Emoabino argued that the problem of structural failures would only be addressed when the laws were specific on the number of relevant professionals that must be in the employment of any contracting firm.

According to him, the non-involvement of professional bodies in the registration process of contracting firms make it difficult to indict the actual personnel responsible for building collapse.

“There are lots of construction companies that have been registered without specific criteria by the CAC that they must have professionals in their employment.

“We must specify the number and calibre of relevant professionals that must be in the team of a contractor before such personnel can be held responsible when failure occurs.

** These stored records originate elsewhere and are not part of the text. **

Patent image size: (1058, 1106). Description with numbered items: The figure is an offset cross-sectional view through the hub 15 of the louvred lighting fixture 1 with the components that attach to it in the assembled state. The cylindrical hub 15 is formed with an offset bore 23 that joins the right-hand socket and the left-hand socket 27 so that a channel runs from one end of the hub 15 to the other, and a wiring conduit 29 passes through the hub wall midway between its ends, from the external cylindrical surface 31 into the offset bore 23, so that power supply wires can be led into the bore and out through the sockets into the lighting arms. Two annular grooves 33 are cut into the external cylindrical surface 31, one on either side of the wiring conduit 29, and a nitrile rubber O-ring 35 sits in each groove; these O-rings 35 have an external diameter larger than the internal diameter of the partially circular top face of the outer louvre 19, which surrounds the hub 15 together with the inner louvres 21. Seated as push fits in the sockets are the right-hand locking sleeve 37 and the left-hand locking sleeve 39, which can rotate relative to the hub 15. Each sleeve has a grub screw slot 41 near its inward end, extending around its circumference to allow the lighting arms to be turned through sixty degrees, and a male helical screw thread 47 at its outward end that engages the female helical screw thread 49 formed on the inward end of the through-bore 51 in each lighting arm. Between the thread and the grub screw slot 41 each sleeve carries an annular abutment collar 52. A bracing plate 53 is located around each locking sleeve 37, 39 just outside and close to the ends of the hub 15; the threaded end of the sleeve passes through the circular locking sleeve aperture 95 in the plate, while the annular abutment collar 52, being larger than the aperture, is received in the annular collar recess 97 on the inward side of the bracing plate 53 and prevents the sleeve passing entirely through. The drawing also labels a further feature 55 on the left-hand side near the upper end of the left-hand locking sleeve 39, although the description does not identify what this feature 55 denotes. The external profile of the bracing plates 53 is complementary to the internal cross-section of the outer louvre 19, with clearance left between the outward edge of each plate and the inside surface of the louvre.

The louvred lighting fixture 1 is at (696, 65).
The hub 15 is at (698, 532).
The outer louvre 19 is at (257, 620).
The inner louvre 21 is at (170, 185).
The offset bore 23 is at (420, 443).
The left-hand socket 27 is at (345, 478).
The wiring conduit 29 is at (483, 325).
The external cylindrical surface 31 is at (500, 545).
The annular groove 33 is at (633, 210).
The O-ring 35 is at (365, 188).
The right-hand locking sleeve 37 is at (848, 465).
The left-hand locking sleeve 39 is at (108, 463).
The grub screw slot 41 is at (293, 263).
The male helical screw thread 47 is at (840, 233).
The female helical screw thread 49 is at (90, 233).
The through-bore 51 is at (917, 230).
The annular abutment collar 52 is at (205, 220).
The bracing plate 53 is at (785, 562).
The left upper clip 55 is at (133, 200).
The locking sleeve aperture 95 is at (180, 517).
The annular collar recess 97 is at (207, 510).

“So, we need to make it mandatory that before you can be registered as a construction company, you must have a prescribed number of professionals either members of the board of directors or management,’’ he said.

Emoabino emphasised that NIHE was prepared to partner with relevant authorities to check quackery by eliminating the practice of nepotism in the award of contracts in the construction sector.

The NIHE chairman also urged contractors to ensure judicious application of funds allocated for projects to ensure delivery of quality service in the construction of national infrastructure.